Win & Win was out in Taipei and showing off its new WIAWIS bow
Win & Win has continued to plough its own path through the professional recurve archery world, with its own focus on how to solve and minimise the perennial issues facing manufacturers and archers alike.
In recent years, its archery brand line has been renamed WIAWIS, which is an acronym for ‘Winning Action, Winning Spirit’. (You may or may not know they also make high-end carbon road cycles under the same brand name).
Last year it brought out its META-DX riser, the latest evolution of a long line of curvy carbon risers. For the first time, the top-of-the-line offering included the EHS Harmonic Damper, a product developed and supplied by the American compound manufacturer Mathews.
The success of the META-DX led Win & Win to incorporate the dampers into its distinctive ATF line of aluminium risers, favoured by many professionals on the shooting line. New for 2023, the ATF-DX includes two EHS dampers, one at each end of the riser. It’s not the first time risers have incorporated dampers, but it is the first time they have been included on a top-end riser from a major manufacturer for some time.

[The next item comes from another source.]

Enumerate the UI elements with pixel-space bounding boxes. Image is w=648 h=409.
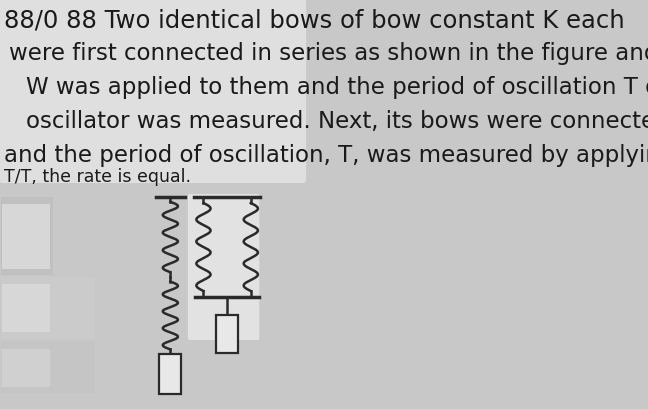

The dampers are designed to reduce hand shock and vibration, enhancing the experience and increasing stability. They have further reduced the shock by changing the material in the limb pocket to a specialised plastic, which they say can decrease shock by up to 8%.
Reducing vibration also has an advantage in that accessories like stabilisers and sights are less likely to work themselves free. However, some archers positively like the ‘aluminium feeling’, as distinct from the feeling you get from a carbon riser.
While a lot of discussion centres around feeling, Win & Win was proud of the science and testing that goes into each new evolution of the riser. The focus for the new riser was very much about avoiding torque (unnecessary movement of the bow). The riser also comes with a new adjustable clicker-plate to suit different arrows, which is a welcome addition.
The weight comes in about average for a aluminium riser, with the 25in at 1,360g and the 27in at 1,430g. The company has certainly not skimped on the colour options; the ATF-DX is available in no less than 15 colours, mostly anodised but a handful painted, including a black/red and the ever-popular black/gold two-tone options.
The new riser is supposed to be complemented with a brand new set of limbs that are called the MXT-XP, which come in foam and wood flavours in the usual short, medium and long and in 2lb increments from 28 to 48lbs. These are made, like all top limbs these days, from high modulus carbon and wood or foam (Win & Win declined to say which type of wood was used).
Both of these have two new features: a new limb curve which is designed to tackle the “correlation between stability and speed according to the strain distribution of the limbs”. Essentially, we’re getting something smoother and more stable, especially at full draw, with further increased torsional stability, although these have of course been the goal of limb designers for decades.
The other innovation is a new paint designed specifically to block infrared rays and reduce the temperature of the limbs in direct sunlight. You may have noticed that Hoyt’s new limbs have a similar new coating. (Of course, both of the biggest limb manufacturers updating their limbs to deal with high temperatures cannot possibly have anything to do with the unfortunate violent delamination incident that happened in the extreme conditions seen at the Olympics in Tokyo last year.)
Aesthetics-wise we’re not seeing a push into new territories, but the detailing and finishing of the new recurve offerings was exceptional, as Bow has found with WIAWIS products for years. And they should be: both riser and limbs are now extremely expensive propositions in the UK, with the riser costing the best part of £800 and the limbs the best part of £900 – although the new Hoyt recurve offerings are priced similarly.
As with most new recurve gear, if you want a long handle or some out-of-the-ordinary limbs, you may have to wait a few weeks. It remains to be seen if the performance can justify the price tag. We hope so.